MCP tools are subject to the same skill-based tool restrictions as built-in tools. If a matched skill declares an allowed-tools list, only MCP tools matching those names or patterns are available for that task.


Environment Variables

VariableRequiredDescription
MCP_CONFIG_JSONNoFull MCP configuration as an inline JSON string
MCP_SERVERSNoFile path to an MCP configuration JSON file
TAVILY_API_KEYNoAPI key for the default Tavily web search MCP server

Troubleshooting

MCP server fails to connect

  • Check backend logs for MCP-related errors. Otto logs detailed information during server startup.
  • For stdio servers, verify that npx is available in the container. The Otto Docker image includes Node.js for this purpose.
  • For SSE servers, verify the URL is reachable from the backend container.

Tools are not appearing

  • Confirm the MCP config is being loaded by checking startup logs. Otto logs the number of servers found and their names.
  • Verify environment variable substitution is working. If ${TAVILY_API_KEY} is not set, the literal string is passed through, which will cause authentication failures.
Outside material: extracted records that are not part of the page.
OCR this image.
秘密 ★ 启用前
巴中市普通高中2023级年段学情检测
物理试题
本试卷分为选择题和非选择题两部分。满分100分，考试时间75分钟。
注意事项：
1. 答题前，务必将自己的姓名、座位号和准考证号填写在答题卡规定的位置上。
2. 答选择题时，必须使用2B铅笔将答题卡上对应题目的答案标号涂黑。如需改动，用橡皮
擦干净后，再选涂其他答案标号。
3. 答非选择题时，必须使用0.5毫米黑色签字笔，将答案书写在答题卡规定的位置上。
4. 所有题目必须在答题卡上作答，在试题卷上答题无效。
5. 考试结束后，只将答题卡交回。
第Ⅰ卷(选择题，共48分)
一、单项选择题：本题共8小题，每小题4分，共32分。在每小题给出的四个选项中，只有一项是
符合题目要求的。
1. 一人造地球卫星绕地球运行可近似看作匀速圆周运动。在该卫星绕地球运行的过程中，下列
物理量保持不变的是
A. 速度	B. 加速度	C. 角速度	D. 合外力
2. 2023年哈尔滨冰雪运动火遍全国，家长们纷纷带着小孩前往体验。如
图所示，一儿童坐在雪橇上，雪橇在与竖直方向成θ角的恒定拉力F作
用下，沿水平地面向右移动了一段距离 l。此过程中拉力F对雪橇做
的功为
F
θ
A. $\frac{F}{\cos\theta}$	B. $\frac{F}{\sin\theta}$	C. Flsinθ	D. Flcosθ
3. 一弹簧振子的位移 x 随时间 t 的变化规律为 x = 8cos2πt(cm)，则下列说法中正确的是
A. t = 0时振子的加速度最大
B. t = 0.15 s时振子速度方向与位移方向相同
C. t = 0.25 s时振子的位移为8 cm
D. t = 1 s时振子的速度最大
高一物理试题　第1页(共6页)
MCP server crashes or times out

  • The MCPManager includes retry logic with exponential backoff. Transient failures are retried automatically.
  • Increase the timeout value in the server config if the server is slow to start.
  • For stdio servers, ensure the npm package name and version are correct.

Dynamic config not taking effect

  • Redis dynamic config is loaded as an overlay. Verify the config is stored correctly at the otto:config:mcp Redis key.
  • The Capabilities UI provides real-time JSON validation. Use it to verify your config before saving.